Y todos los Agudos cayeron en un trance cuando se quedó veinte minutos sentada sin decir palabra después de la pregunta, inmóvil como una alarma eléctrica dispuesta a sonar en cualquier momento, aguardando que alguien comenzase a explicar algo sobre sí mismo. Sus ojos iban de uno a otro con la regularidad de un faro. La sala de estar permaneció veinte minutos sumida en un tenso silencio, con todos los pacientes pasmados en sus sitios. Transcurridos esos veinte minutos, la enfermera miró su reloj y dijo:
– ¿Es que ninguno de ustedes ha cometido alguna vez un acto que aún no haya admitido? -Extendió la mano hacia el cesto para coger el cuaderno de bitácora-. ¿Quieren que repasemos el historial?

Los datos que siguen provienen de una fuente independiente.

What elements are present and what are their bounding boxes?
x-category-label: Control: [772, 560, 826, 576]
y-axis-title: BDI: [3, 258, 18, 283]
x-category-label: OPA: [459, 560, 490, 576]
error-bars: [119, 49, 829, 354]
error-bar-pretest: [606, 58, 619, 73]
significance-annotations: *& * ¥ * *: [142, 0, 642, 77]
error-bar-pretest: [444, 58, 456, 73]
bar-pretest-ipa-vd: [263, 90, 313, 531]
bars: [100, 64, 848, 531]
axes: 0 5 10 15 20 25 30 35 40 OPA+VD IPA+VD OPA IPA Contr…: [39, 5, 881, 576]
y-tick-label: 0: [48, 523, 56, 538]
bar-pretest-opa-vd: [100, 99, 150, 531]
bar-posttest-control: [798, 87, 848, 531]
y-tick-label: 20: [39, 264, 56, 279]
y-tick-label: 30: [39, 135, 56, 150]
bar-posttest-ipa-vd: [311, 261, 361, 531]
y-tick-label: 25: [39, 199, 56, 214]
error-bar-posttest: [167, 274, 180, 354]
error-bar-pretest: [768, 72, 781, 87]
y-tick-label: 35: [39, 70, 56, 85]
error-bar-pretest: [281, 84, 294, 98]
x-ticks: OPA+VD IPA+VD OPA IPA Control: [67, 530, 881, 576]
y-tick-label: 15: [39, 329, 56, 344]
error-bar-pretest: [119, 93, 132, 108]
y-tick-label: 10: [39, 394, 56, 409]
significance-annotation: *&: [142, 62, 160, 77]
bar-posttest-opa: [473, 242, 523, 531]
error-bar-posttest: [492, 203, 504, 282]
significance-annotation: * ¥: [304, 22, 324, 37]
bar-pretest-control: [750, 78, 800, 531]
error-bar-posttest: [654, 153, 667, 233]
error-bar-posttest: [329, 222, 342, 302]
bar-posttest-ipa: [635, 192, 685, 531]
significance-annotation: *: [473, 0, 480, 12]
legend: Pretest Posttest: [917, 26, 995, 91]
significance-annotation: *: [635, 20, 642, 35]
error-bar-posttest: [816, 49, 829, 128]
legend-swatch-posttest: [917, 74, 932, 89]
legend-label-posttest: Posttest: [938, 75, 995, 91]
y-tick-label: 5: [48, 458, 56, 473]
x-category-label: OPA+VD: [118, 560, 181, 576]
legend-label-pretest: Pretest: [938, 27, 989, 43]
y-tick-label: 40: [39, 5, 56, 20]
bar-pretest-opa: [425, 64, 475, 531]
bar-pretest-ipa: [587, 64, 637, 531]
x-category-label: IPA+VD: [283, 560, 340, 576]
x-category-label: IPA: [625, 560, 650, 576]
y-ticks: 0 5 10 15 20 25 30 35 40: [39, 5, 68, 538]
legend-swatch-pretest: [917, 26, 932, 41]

Eso puso en movimiento algún mecanismo, algún artilugio acústico instalado en las paredes, dispuesto para que se pusiera en marcha en el momento en que su boca pronunciara esas palabras. Los Agudos se irguieron. Abrieron la boca al mismo tiempo. Los ojos inquisidores de la enfermera se detuvieron en el primer hombre que atisbaron junto a la pared.
Su boca articuló:
– Robé la recaudación en una gasolinera.
Pasó al siguiente.
– Intenté acostarme con mi hermana pequeña.
Sus ojos señalaron al hombre que venía a continuación; todos fueron saltando como blancos de feria.
– U-na vez… quise acostarme con mi hermano.
– Maté a mi gato cuando tenía seis años. Oh, que Dios me perdone, lo maté a pedradas y dije que había sido el vecino.
– Mentí cuando dije que lo intenté. ¡Me acosté con mi hermana!
– ¡Yo también! ¡Yo también!
– ¡Y yo! ¡Y yo!
Había resultado mejor de lo que imaginara. Ahí estaban todos gritando y compitiendo a ver quién decía la mayor atrocidad, y seguían y seguían -imposible detenerlos- seguían contando cosas que luego les harían avergonzarse para siempre ante los demás. La enfermera iba haciendo gestos de aprobación a cada confesión y decía «Eso, eso, eso».
Después el viejo Pete se levantó de un salto.
– ¡Estoy cansado! -gritó, con un vigoroso, airado, tono metálico que nadie había oído hasta entonces en su voz.
Todos callaron. Se sentían un poco avergonzados. Como si de pronto el viejo hubiera dicho algo real y verídico y de importancia y hubiera dejado en ridículo todo su infantil griterío. La Gran Enfermera estaba furiosa. Dio media vuelta y le fulminó con la mirada, mientras la sonrisa le chorreaba barbilla abajo; todo iba tan bien.
– Que alguien se ocupe del pobre señor Bancini -dijo.
Se levantaron dos o tres. Intentaron tranquilizarlo, le dieron palmaditas en el hombro. Pero Pete no tenía intención de callar.